Go beyond the gangster glamorama though and Come Find Yourself reveals itself as a more personal proposition. In his youthful folly, lyricist Huey was caught by the fuzz for selling “Sherbet” whilst inside “Someone Else’s” vehicle. Judge Reinhold decreed he could choose either a) “Stop! Slammertime!” or b) “Join the US Marines”. He chose the latter. Bandmate Fast said this basically “fucked him all up”. The fallout from this is the heart of FLC’s debut and is retold particularly vividly on “The Grave and the Constant”. “They put me together, tougher than leather,” Morgan recalls over breezy, wistful Steely Dan grooves, “No place to go but down.” The same ghosts haunt the bitter ‘n’ bruised “Crime & Punishment”, which crackles with the chainbreakin’ riff from Cream’s “Sunshine of Your Love” and spits, “It’s fucked up what the federal has laid on me / To choose between the lesser of two evils.” It’s a “Heart of Darkness” devil’s brew. “I pity the punks that partake in the madness.” The saddest song though is the sombre “Methadonia” where our travellin’ man returns home to witness lines of pacified zombies queuing up for their “Liquid orange friend”. It’s bleakly sobering. These are Johnny Cash-style, hard knocks laments in stark contrast to the “Bikinis, Blow and Bollinger” Bon Vivants who later partied to UK #5 with their 2001 smash “Loco”.

Away from the silver screen saviours, it’s dog eat dog on these dirty boulevards but the tone rarely lacks spirit or wit. The whispering title track blooms as a blue sky, motivational mantra. “I’ll be damned if the man’s gonna spill me,” it boasts. Mariachi horns soothe through the mellow highs of “Smoke ‘Em” too, which comes rolled with a Glen Campbell twist. Elsewhere “Passive/Aggressive” could be a drinking buddy of Snoop’s low riding “Gin & Juice” albeit with intermittent blasts of facemeltin’ guitar. Our narrator floats by the block sipping on Rolling Rock and pissing against the walls of the “bullshit system”. Dreams of sticking it to the man prevail. There’s even a “What’s Goin’ On” moment in “I Can’t Get With That” where Huey marches amongst “the wise”, “the Suckers”, “the hoes and the hustlers” and calls out the “racist motherfuckers” who run the game. Amusingly the music itself though is a woozy ol’ looped sample ripped from a porno film.
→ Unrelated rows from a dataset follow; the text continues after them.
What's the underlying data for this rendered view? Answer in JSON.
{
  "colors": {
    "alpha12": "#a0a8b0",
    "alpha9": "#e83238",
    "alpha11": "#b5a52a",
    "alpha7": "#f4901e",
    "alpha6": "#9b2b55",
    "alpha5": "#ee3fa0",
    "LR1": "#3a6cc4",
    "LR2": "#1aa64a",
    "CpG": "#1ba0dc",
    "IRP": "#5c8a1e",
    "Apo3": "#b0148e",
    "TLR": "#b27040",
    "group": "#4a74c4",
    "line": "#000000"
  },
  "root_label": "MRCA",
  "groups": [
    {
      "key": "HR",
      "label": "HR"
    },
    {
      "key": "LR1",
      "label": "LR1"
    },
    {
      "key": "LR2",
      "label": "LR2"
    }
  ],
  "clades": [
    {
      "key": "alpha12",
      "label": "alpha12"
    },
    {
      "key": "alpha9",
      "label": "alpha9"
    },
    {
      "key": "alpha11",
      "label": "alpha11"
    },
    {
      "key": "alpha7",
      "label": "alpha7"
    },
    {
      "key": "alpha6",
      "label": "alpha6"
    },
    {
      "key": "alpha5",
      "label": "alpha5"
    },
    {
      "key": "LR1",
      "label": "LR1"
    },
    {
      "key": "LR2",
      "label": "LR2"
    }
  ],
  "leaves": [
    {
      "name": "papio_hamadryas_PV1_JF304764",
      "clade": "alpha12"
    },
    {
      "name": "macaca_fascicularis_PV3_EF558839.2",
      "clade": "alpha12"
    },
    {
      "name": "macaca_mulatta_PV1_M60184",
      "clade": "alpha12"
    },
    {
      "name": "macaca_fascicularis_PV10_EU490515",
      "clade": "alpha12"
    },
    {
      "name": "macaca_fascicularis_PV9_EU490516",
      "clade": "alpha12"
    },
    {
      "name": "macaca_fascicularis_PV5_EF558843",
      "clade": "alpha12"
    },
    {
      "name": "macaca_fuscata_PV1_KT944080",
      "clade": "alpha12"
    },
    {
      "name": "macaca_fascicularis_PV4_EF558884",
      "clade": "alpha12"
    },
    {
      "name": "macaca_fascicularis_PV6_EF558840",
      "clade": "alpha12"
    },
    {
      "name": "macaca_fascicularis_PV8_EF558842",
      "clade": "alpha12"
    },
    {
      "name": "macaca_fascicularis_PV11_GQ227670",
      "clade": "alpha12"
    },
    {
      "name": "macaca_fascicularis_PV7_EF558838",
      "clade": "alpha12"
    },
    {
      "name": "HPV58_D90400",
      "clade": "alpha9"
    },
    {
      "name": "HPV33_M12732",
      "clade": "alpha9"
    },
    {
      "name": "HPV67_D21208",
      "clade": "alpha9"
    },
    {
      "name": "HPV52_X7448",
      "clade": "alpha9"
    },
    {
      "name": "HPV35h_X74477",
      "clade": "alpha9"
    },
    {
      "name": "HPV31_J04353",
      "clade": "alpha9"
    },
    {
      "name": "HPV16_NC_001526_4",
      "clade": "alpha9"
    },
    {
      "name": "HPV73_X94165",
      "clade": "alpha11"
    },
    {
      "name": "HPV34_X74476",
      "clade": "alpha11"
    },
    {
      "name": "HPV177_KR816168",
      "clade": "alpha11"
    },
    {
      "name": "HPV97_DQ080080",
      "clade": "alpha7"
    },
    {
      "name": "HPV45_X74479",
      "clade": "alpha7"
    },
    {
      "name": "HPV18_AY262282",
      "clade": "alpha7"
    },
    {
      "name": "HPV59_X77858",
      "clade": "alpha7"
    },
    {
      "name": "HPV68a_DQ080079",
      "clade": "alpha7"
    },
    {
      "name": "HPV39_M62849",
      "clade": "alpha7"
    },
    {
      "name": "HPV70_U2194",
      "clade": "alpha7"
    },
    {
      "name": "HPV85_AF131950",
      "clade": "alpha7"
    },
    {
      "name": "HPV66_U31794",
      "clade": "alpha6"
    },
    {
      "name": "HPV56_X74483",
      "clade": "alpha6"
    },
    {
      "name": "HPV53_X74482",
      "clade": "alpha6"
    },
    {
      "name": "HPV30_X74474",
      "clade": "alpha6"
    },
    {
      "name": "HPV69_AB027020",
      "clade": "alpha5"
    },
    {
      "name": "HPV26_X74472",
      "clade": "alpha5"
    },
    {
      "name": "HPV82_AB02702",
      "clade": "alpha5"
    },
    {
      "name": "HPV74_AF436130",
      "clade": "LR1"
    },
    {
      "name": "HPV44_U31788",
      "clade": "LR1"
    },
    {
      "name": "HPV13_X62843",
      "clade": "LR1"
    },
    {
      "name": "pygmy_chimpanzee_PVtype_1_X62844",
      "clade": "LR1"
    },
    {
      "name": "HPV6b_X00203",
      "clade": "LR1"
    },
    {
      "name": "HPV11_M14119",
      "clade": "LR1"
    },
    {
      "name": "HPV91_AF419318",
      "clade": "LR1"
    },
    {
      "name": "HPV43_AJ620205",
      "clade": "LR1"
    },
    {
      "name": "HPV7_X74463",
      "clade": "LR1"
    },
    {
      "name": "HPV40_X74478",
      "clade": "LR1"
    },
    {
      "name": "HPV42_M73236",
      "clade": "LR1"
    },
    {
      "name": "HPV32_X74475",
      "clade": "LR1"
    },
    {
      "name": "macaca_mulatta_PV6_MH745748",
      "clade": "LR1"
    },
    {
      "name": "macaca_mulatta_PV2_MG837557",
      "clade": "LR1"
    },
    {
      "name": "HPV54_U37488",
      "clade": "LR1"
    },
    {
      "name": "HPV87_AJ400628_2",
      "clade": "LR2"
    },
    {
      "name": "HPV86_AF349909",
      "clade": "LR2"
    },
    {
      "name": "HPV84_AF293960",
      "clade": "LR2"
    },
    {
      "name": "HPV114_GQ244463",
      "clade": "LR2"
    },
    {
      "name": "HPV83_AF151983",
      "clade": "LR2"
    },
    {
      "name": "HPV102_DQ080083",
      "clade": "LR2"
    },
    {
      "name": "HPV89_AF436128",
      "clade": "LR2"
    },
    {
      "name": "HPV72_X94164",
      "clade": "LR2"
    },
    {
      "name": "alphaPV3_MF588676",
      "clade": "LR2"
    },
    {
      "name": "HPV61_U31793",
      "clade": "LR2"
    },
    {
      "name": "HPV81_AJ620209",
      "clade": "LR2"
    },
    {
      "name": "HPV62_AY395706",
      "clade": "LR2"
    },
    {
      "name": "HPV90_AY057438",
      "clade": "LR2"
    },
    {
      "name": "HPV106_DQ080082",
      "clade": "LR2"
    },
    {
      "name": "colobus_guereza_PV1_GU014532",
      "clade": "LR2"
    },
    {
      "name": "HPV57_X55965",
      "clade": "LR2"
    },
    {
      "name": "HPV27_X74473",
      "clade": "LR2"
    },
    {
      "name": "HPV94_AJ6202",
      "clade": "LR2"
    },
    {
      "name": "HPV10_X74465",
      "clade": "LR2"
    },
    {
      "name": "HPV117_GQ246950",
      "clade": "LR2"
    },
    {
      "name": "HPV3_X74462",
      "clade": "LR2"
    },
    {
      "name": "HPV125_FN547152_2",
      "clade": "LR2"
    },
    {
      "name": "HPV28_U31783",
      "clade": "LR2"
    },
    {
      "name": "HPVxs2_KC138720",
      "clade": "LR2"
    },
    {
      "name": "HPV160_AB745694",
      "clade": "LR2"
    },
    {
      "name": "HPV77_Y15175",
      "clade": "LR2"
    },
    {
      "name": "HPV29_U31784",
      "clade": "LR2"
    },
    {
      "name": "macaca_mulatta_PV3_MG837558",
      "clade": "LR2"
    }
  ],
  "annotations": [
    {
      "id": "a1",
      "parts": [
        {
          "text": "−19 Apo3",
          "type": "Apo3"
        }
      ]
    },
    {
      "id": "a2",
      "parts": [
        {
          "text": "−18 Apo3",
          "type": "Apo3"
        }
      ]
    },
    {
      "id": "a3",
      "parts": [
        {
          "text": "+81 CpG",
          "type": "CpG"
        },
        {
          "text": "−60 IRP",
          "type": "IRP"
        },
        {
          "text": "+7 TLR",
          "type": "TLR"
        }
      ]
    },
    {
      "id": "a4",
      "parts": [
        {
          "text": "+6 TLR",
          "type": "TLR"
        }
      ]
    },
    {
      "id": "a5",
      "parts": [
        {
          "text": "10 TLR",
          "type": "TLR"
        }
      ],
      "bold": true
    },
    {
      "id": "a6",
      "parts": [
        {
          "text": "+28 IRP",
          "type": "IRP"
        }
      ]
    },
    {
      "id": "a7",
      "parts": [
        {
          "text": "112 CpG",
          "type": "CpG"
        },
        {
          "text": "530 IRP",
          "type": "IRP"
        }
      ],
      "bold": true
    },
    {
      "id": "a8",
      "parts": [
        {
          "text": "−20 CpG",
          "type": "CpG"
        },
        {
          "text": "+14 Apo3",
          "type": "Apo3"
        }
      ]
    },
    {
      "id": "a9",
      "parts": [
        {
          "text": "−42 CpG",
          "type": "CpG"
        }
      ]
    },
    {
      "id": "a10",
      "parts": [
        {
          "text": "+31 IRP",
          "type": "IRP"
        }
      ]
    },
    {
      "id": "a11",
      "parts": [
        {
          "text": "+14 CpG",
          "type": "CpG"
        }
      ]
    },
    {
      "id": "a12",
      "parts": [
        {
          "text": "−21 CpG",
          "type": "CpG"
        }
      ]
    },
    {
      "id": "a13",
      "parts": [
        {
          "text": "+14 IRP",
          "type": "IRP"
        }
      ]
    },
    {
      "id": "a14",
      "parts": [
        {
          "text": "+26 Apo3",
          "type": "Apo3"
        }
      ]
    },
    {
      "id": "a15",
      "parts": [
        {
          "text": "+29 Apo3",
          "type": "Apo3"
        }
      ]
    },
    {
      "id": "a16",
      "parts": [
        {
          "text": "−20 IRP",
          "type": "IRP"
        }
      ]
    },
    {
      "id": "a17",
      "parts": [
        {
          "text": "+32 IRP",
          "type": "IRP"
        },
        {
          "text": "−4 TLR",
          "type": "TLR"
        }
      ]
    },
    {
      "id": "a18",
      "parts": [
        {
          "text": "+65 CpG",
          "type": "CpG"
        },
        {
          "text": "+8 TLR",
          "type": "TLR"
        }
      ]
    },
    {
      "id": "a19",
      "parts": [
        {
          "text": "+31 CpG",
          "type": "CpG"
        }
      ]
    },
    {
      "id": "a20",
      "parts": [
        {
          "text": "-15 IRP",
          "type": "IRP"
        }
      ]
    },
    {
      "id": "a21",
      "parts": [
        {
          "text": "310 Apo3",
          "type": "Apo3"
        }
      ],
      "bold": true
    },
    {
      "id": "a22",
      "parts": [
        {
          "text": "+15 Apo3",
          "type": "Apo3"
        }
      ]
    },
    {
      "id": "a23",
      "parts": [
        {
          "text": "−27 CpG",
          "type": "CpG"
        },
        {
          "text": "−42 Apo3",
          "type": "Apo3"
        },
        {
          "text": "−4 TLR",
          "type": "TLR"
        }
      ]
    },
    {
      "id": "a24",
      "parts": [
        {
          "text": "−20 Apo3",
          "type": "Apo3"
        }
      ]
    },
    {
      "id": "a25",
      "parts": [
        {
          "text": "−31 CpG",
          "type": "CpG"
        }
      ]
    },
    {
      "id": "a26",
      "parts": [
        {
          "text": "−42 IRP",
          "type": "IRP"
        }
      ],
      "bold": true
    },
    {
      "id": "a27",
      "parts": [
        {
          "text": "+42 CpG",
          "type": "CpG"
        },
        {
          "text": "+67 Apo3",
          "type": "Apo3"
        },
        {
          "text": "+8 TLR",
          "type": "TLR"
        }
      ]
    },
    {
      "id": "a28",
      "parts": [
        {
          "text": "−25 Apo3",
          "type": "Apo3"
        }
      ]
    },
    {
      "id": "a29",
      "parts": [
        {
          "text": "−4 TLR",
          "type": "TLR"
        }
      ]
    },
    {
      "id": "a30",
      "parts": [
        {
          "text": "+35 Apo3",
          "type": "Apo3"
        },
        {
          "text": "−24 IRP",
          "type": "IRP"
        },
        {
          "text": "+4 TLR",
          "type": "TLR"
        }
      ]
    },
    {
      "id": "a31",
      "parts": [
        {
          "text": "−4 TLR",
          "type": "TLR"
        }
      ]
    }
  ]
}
Originally Come Find Yourself was indeed recorded with so many samples their unamused record company spontaneously combusted and demanded the trio recreate each sample themselves. It remains though a record buzzing with a ‘melting pot’ passion for music and enough lawless, wired energy to rifle the pockets of hip-hop, hard rock, jazz and blues. There’s even a shaggy but sweet slow row through Louis Armstrong’s “We Have All the Time in the World”. Only once does it induce “Cringeface” and that’s during the clumsy “Bear Hug”. Rowdy rubbish reminiscent of Onyx’s ’93 machismo jam “Slam” and this album’s way of slipping a horse’s head under your duvet. Disturbing and messy.

Twenty years on it’s certainly worth finding Yourself again. Though Fun Lovin’ Criminals’ subsequent albums would retain much of the charms, none would quite have this first heist’s sense of depth or dizzying, ‘devil may care’ dare. The band may’ve gatecrashed the Britpop blow-up with the ambition to “just have a good time and forget the fact that the rent’s due” but this is more than just another fairytale of New York.